Thursday, February 23, 2017

Featured Gun: J.C. Higgins model 583.2

The J.C. Higgins brand was an exclusive trade name used by Sears, Roebuck and Co. You can see my write up on the man and the trademark here.

The gun we are looking at today is a bolt action shotgun in 16 gauge. Labeled the J.C. Higgins model 583.2 (also known as the model 10).

The model number is based on a system Sears used to identify the supplier and the gauge.
583 was the supplier number for High Standard and the .2 designated it as a 16 gauge, 1st year introduction.

583.1 = 12 Gauge, 1st year
583.2 = 16 Gauge, 1st year
583.3 = 20 Gauge, 1st year
583.4 = 12 Gauge, 2nd year
583.5 = 16 Gauge, 2nd year

and so on.

There is some confusion as to the origin of the design.
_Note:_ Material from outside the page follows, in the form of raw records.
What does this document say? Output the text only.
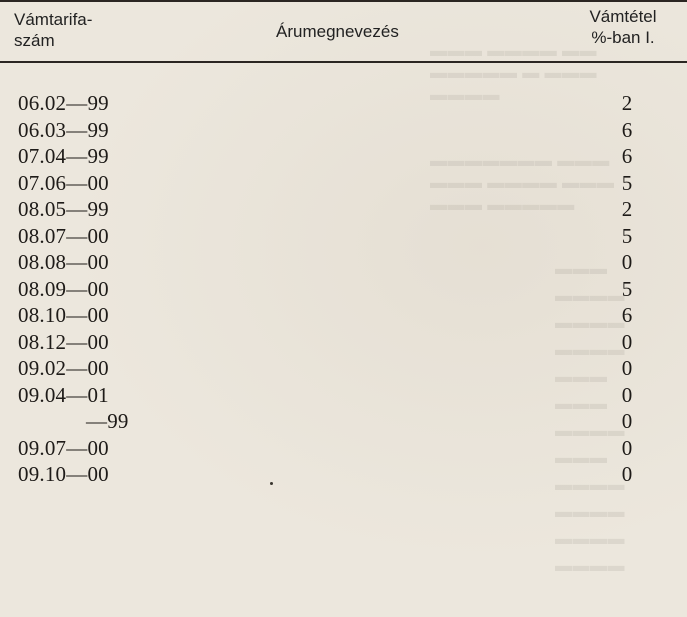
▬▬▬ ▬▬▬▬ ▬▬
▬▬▬▬▬ ▬ ▬▬▬
▬▬▬▬
▬▬▬▬▬▬▬ ▬▬▬
▬▬▬ ▬▬▬▬ ▬▬▬
▬▬▬ ▬▬▬▬▬
▬▬▬
▬▬▬▬
▬▬▬▬
▬▬▬▬
▬▬▬
▬▬▬
▬▬▬▬
▬▬▬
▬▬▬▬
▬▬▬▬
▬▬▬▬
▬▬▬▬
Vámtarifa-
szám	Árumegnevezés
Vámtétel
%-ban I.
06.02—99	2
06.03—99	6
07.04—99	6
07.06—00	5
08.05—99	2
08.07—00	5
08.08—00	0
08.09—00	5
08.10—00	6
08.12—00	0
09.02—00	0
09.04—01	0
—99	0
09.07—00	0
09.10—00	0
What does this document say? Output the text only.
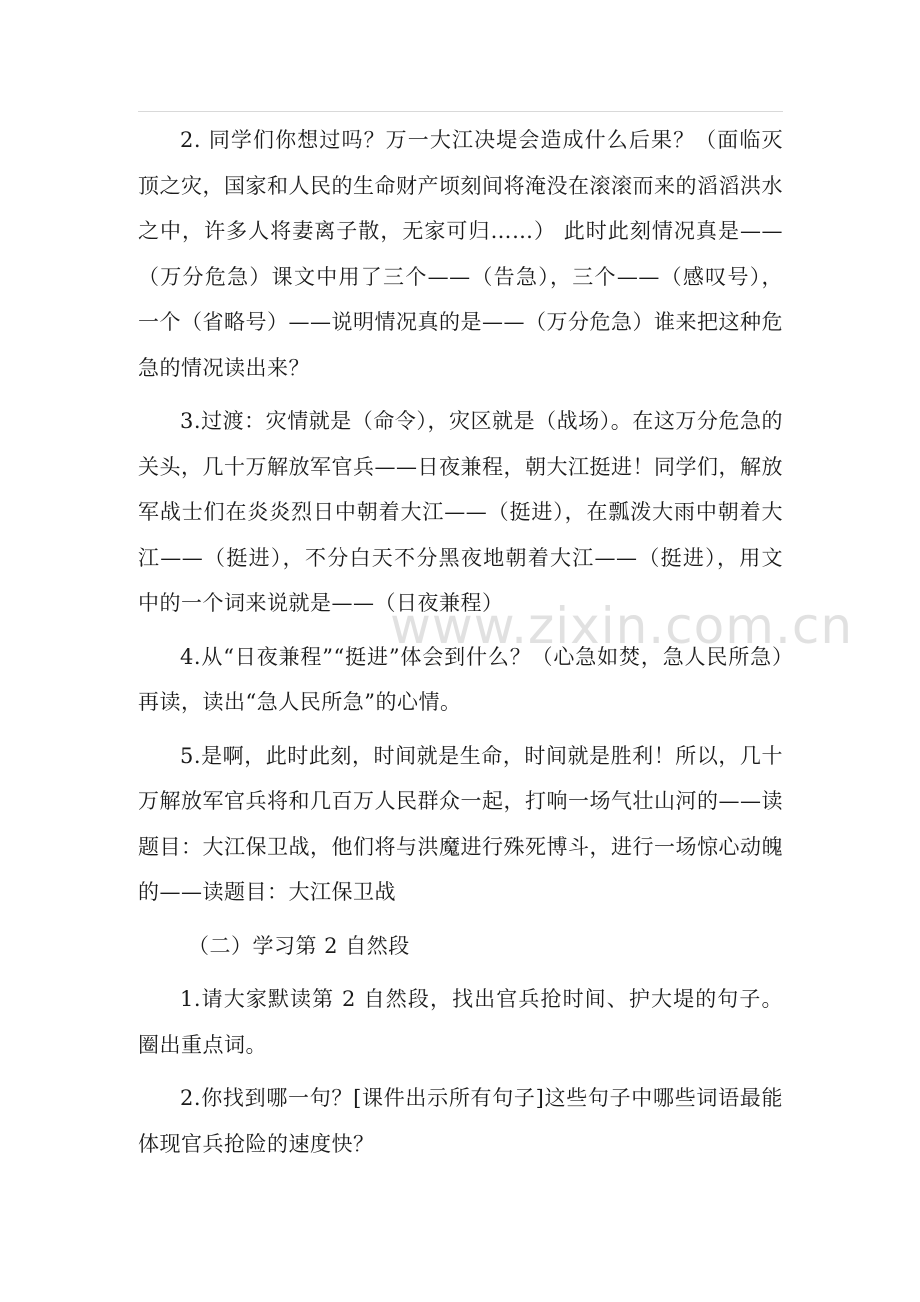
2. 同学们你想过吗？万一大江决堤会造成什么后果？（面临灭顶之灾，国家和人民的生命财产顷刻间将淹没在滚滚而来的滔滔洪水之中，许多人将妻离子散，无家可归……） 此时此刻情况真是——（万分危急）课文中用了三个——（告急），三个——（感叹号），一个（省略号）——说明情况真的是——（万分危急）谁来把这种危急的情况读出来？

3.过渡：灾情就是（命令），灾区就是（战场）。在这万分危急的关头，几十万解放军官兵——日夜兼程，朝大江挺进！同学们，解放军战士们在炎炎烈日中朝着大江——（挺进），在瓢泼大雨中朝着大江——（挺进），不分白天不分黑夜地朝着大江——（挺进），用文中的一个词来说就是——（日夜兼程）

4.从“日夜兼程”“挺进”体会到什么？（心急如焚，急人民所急）再读，读出“急人民所急”的心情。

5.是啊，此时此刻，时间就是生命，时间就是胜利！所以，几十万解放军官兵将和几百万人民群众一起，打响一场气壮山河的——读题目：大江保卫战，他们将与洪魔进行殊死博斗，进行一场惊心动魄的——读题目：大江保卫战

（二）学习第 2 自然段

1.请大家默读第 2 自然段，找出官兵抢时间、护大堤的句子。圈出重点词。

2.你找到哪一句？[课件出示所有句子]这些句子中哪些词语最能体现官兵抢险的速度快？

www.zixin.com.cn
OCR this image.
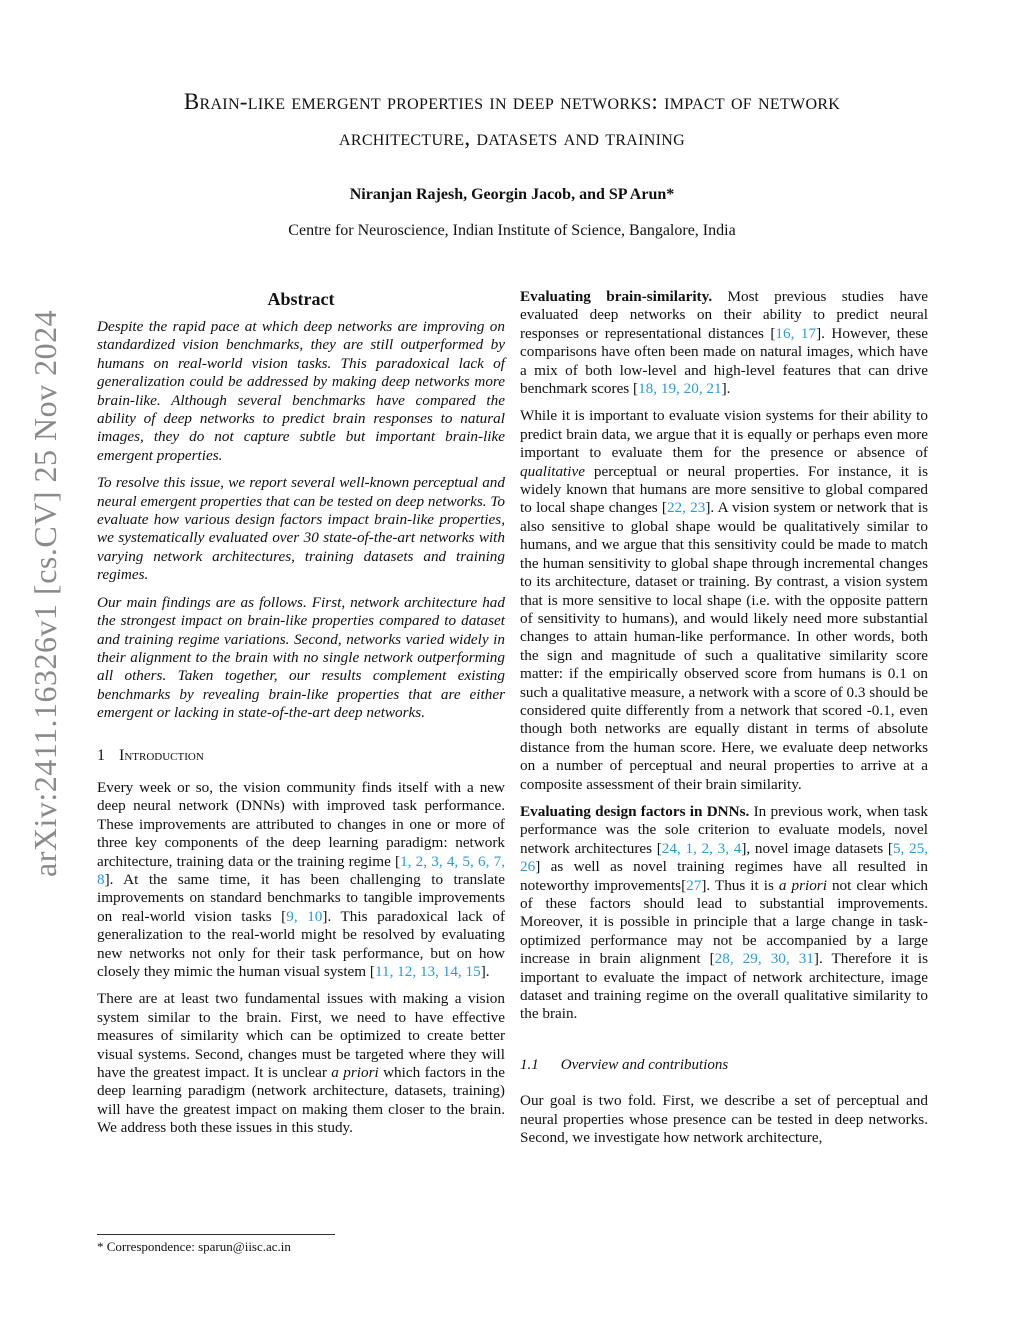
arXiv:2411.16326v1 [cs.CV] 25 Nov 2024
Brain-like emergent properties in deep networks: impact of network
architecture, datasets and training
Niranjan Rajesh, Georgin Jacob, and SP Arun*
Centre for Neuroscience, Indian Institute of Science, Bangalore, India
Abstract

Despite the rapid pace at which deep networks are improving on standardized vision benchmarks, they are still outperformed by humans on real-world vision tasks. This paradoxical lack of generalization could be addressed by making deep networks more brain-like. Although several benchmarks have compared the ability of deep networks to predict brain responses to natural images, they do not capture subtle but important brain-like emergent properties.

To resolve this issue, we report several well-known perceptual and neural emergent properties that can be tested on deep networks. To evaluate how various design factors impact brain-like properties, we systematically evaluated over 30 state-of-the-art networks with varying network architectures, training datasets and training regimes.

Our main findings are as follows. First, network architecture had the strongest impact on brain-like properties compared to dataset and training regime variations. Second, networks varied widely in their alignment to the brain with no single network outperforming all others. Taken together, our results complement existing benchmarks by revealing brain-like properties that are either emergent or lacking in state-of-the-art deep networks.

1 Introduction

Every week or so, the vision community finds itself with a new deep neural network (DNNs) with improved task performance. These improvements are attributed to changes in one or more of three key components of the deep learning paradigm: network architecture, training data or the training regime [1, 2, 3, 4, 5, 6, 7, 8]. At the same time, it has been challenging to translate improvements on standard benchmarks to tangible improvements on real-world vision tasks [9, 10]. This paradoxical lack of generalization to the real-world might be resolved by evaluating new networks not only for their task performance, but on how closely they mimic the human visual system [11, 12, 13, 14, 15].

There are at least two fundamental issues with making a vision system similar to the brain. First, we need to have effective measures of similarity which can be optimized to create better visual systems. Second, changes must be targeted where they will have the greatest impact. It is unclear a priori which factors in the deep learning paradigm (network architecture, datasets, training) will have the greatest impact on making them closer to the brain. We address both these issues in this study.

Evaluating brain-similarity. Most previous studies have evaluated deep networks on their ability to predict neural responses or representational distances [16, 17]. However, these comparisons have often been made on natural images, which have a mix of both low-level and high-level features that can drive benchmark scores [18, 19, 20, 21].

While it is important to evaluate vision systems for their ability to predict brain data, we argue that it is equally or perhaps even more important to evaluate them for the presence or absence of qualitative perceptual or neural properties. For instance, it is widely known that humans are more sensitive to global compared to local shape changes [22, 23]. A vision system or network that is also sensitive to global shape would be qualitatively similar to humans, and we argue that this sensitivity could be made to match the human sensitivity to global shape through incremental changes to its architecture, dataset or training. By contrast, a vision system that is more sensitive to local shape (i.e. with the opposite pattern of sensitivity to humans), and would likely need more substantial changes to attain human-like performance. In other words, both the sign and magnitude of such a qualitative similarity score matter: if the empirically observed score from humans is 0.1 on such a qualitative measure, a network with a score of 0.3 should be considered quite differently from a network that scored -0.1, even though both networks are equally distant in terms of absolute distance from the human score. Here, we evaluate deep networks on a number of perceptual and neural properties to arrive at a composite assessment of their brain similarity.

Evaluating design factors in DNNs. In previous work, when task performance was the sole criterion to evaluate models, novel network architectures [24, 1, 2, 3, 4], novel image datasets [5, 25, 26] as well as novel training regimes have all resulted in noteworthy improvements[27]. Thus it is a priori not clear which of these factors should lead to substantial improvements. Moreover, it is possible in principle that a large change in task-optimized performance may not be accompanied by a large increase in brain alignment [28, 29, 30, 31]. Therefore it is important to evaluate the impact of network architecture, image dataset and training regime on the overall qualitative similarity to the brain.

1.1 Overview and contributions

Our goal is two fold. First, we describe a set of perceptual and neural properties whose presence can be tested in deep networks. Second, we investigate how network architecture,

* Correspondence: sparun@iisc.ac.in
The following is what I have pieced together from my research, forgive me if any info is in error.

Prior to WWII Harrington and Richardson made a gun known as the H&R model 120/121 which externally looked identical to the Sears model 10.

After the war Sears hired High Standard to build them a copy of the H&R. This coincides with Sears using the numbering system and the trade name: J.C. Higgins.
Although some say that Sears purchased the rights to the H&R design, which is possible, because H&R only made the guns in 1940 and 1941 and did not resume production after the war. 

There were some changes, including the addition of a 12 gauge offering (the H&R guns were in 16 & 20 gauge only) and some internal differences which may be due to patents held by H&R or perhaps cost cutting measures implemented by High Standard.
Either way internally the H&R and High Standard built guns are different, while externally they appear identical.

The H&R model 121

One interesting note, Sears issued a recall on the 12 gauge model 10s, due to the receiver failing at the bolt handle lug, causing the bolt to eject into the shooters face. The recall only covered the 12 gauge models as the smaller gauges didn't seem to fail. Perhaps this is why H&R didn't make them in 12 gauge?
In the photo below you can see the broken material next to the safety lever.

High Standard designated this design as the BA-1 and according to internal documents they also sold the gun to other retailers. Although I have yet to see one. All of the Western Auto Revelation and Montgomery Wards Western Field bolt action shotguns appeared to be made by Mossberg or Savage.

As stated the gun is a bolt action type, with the shoulder of the bolt resting against the receiver acting as the only locking lug. The Safety lever resided on the right side of the gun, just above the trigger and behind the bolt handle.

Some of the guns came with a recoil lug just ahead of the trigger, mid-stock.

The bolt cocked on closing and featured dual opposing extractors. Removal of the bolt was facilitated by removing a screw on the left side of the receiver, just forward of the roll stamps.

The tubular magazine held four rounds and was loaded from underneath the stock, much like a modern pump shotgun. The screw ahead of the loading gate was for separating the stock from the barreled action.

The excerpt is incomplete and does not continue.